New drug target brings malaria cure closer to reality
Washington – Researchers, who are trying to understand the biology of the malaria parasite, have discovered a potential weakness- low levels of DNA methylation in Plasmodium’s genome “that may be critical to the survival of the parasite.”
DNA methylation is a biochemical process involving the modification of DNA that plays an important role in development and disease.
Lead researcher Karine Le Roch, an associate professor of cell biology at University of California said the DNA methylation enzyme found in Plasmodium is quite different than the one in humans.
The researcher said that because it is different they can eventually find a way to target it and shut it down. If a drug can be developed that specifically inhibits the methylation enzyme, it could kill the parasite in infected humans.
Le Roch’s ultimate goal is to map the regulatory networks controlling the entire life cycle of the Plasmodium parasite. She reasons that researchers really need to understand the entire biology of the parasite and how it replicates.

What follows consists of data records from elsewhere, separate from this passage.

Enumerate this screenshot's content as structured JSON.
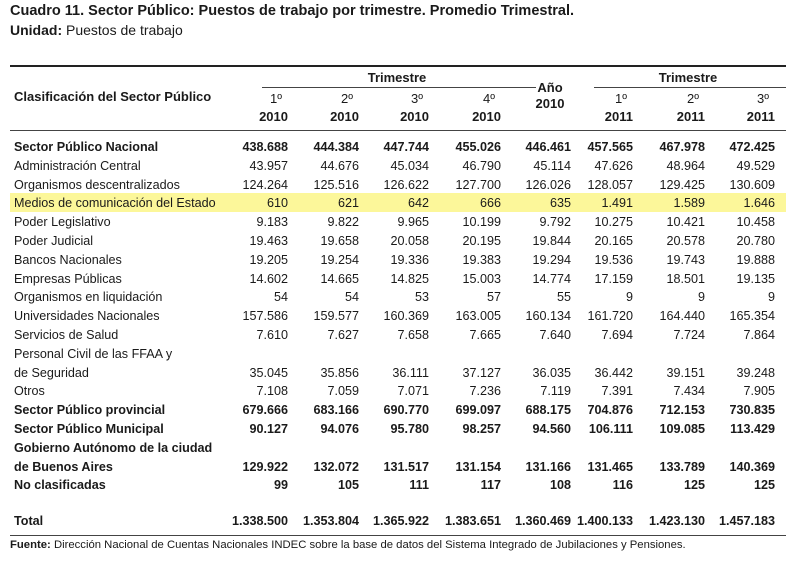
{
  "title": "Cuadro 11. Sector Público: Puestos de trabajo por trimestre. Promedio Trimestral.",
  "unit_label": "Unidad:",
  "unit_value": "Puestos de trabajo",
  "header": {
    "classification": "Clasificación del Sector Público",
    "trimestre_left": "Trimestre",
    "trimestre_right": "Trimestre",
    "year_label": "Año",
    "year_value": "2010",
    "columns": [
      {
        "q": "1º",
        "y": "2010"
      },
      {
        "q": "2º",
        "y": "2010"
      },
      {
        "q": "3º",
        "y": "2010"
      },
      {
        "q": "4º",
        "y": "2010"
      },
      {
        "q": "",
        "y": ""
      },
      {
        "q": "1º",
        "y": "2011"
      },
      {
        "q": "2º",
        "y": "2011"
      },
      {
        "q": "3º",
        "y": "2011"
      }
    ]
  },
  "rows": [
    {
      "label": "Sector Público Nacional",
      "bold": true,
      "values": [
        "438.688",
        "444.384",
        "447.744",
        "455.026",
        "446.461",
        "457.565",
        "467.978",
        "472.425"
      ]
    },
    {
      "label": "Administración Central",
      "bold": false,
      "values": [
        "43.957",
        "44.676",
        "45.034",
        "46.790",
        "45.114",
        "47.626",
        "48.964",
        "49.529"
      ]
    },
    {
      "label": "Organismos descentralizados",
      "bold": false,
      "values": [
        "124.264",
        "125.516",
        "126.622",
        "127.700",
        "126.026",
        "128.057",
        "129.425",
        "130.609"
      ]
    },
    {
      "label": "Medios de comunicación del Estado",
      "bold": false,
      "highlight": true,
      "values": [
        "610",
        "621",
        "642",
        "666",
        "635",
        "1.491",
        "1.589",
        "1.646"
      ]
    },
    {
      "label": "Poder Legislativo",
      "bold": false,
      "values": [
        "9.183",
        "9.822",
        "9.965",
        "10.199",
        "9.792",
        "10.275",
        "10.421",
        "10.458"
      ]
    },
    {
      "label": "Poder Judicial",
      "bold": false,
      "values": [
        "19.463",
        "19.658",
        "20.058",
        "20.195",
        "19.844",
        "20.165",
        "20.578",
        "20.780"
      ]
    },
    {
      "label": "Bancos Nacionales",
      "bold": false,
      "values": [
        "19.205",
        "19.254",
        "19.336",
        "19.383",
        "19.294",
        "19.536",
        "19.743",
        "19.888"
      ]
    },
    {
      "label": "Empresas Públicas",
      "bold": false,
      "values": [
        "14.602",
        "14.665",
        "14.825",
        "15.003",
        "14.774",
        "17.159",
        "18.501",
        "19.135"
      ]
    },
    {
      "label": "Organismos en liquidación",
      "bold": false,
      "values": [
        "54",
        "54",
        "53",
        "57",
        "55",
        "9",
        "9",
        "9"
      ]
    },
    {
      "label": "Universidades Nacionales",
      "bold": false,
      "values": [
        "157.586",
        "159.577",
        "160.369",
        "163.005",
        "160.134",
        "161.720",
        "164.440",
        "165.354"
      ]
    },
    {
      "label": "Servicios de Salud",
      "bold": false,
      "values": [
        "7.610",
        "7.627",
        "7.658",
        "7.665",
        "7.640",
        "7.694",
        "7.724",
        "7.864"
      ]
    },
    {
      "label": "Personal Civil de las FFAA y",
      "bold": false,
      "values": [
        "",
        "",
        "",
        "",
        "",
        "",
        "",
        ""
      ]
    },
    {
      "label": "de Seguridad",
      "bold": false,
      "values": [
        "35.045",
        "35.856",
        "36.111",
        "37.127",
        "36.035",
        "36.442",
        "39.151",
        "39.248"
      ]
    },
    {
      "label": "Otros",
      "bold": false,
      "values": [
        "7.108",
        "7.059",
        "7.071",
        "7.236",
        "7.119",
        "7.391",
        "7.434",
        "7.905"
      ]
    },
    {
      "label": "Sector Público provincial",
      "bold": true,
      "values": [
        "679.666",
        "683.166",
        "690.770",
        "699.097",
        "688.175",
        "704.876",
        "712.153",
        "730.835"
      ]
    },
    {
      "label": "Sector Público Municipal",
      "bold": true,
      "values": [
        "90.127",
        "94.076",
        "95.780",
        "98.257",
        "94.560",
        "106.111",
        "109.085",
        "113.429"
      ]
    },
    {
      "label": "Gobierno Autónomo de la ciudad",
      "bold": true,
      "values": [
        "",
        "",
        "",
        "",
        "",
        "",
        "",
        ""
      ]
    },
    {
      "label": "de Buenos Aires",
      "bold": true,
      "values": [
        "129.922",
        "132.072",
        "131.517",
        "131.154",
        "131.166",
        "131.465",
        "133.789",
        "140.369"
      ]
    },
    {
      "label": "No clasificadas",
      "bold": true,
      "values": [
        "99",
        "105",
        "111",
        "117",
        "108",
        "116",
        "125",
        "125"
      ]
    }
  ],
  "total": {
    "label": "Total",
    "values": [
      "1.338.500",
      "1.353.804",
      "1.365.922",
      "1.383.651",
      "1.360.469",
      "1.400.133",
      "1.423.130",
      "1.457.183"
    ]
  },
  "source_label": "Fuente:",
  "source_text": "Dirección Nacional de Cuentas Nacionales INDEC sobre la base de datos del Sistema Integrado de Jubilaciones y Pensiones.",
  "highlight_color": "#fcf79a"
}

Plasmodium’s life cycle is very complex as it lives in both humans and mosquitoes. The parasite moves to the salivary glands of an infected mosquito.
Once the mosquito bites a human, the parasite is injected into the blood stream and quickly reaches the liver cells, where it rapidly reproduces asexually, creating thousands of new parasites that move into red blood cells, their favorite food source. The parasite is transmitted from humans to mosquitoes when a mosquito draws blood from an infected human.
The study was published in the journal Cell Host and Microbe.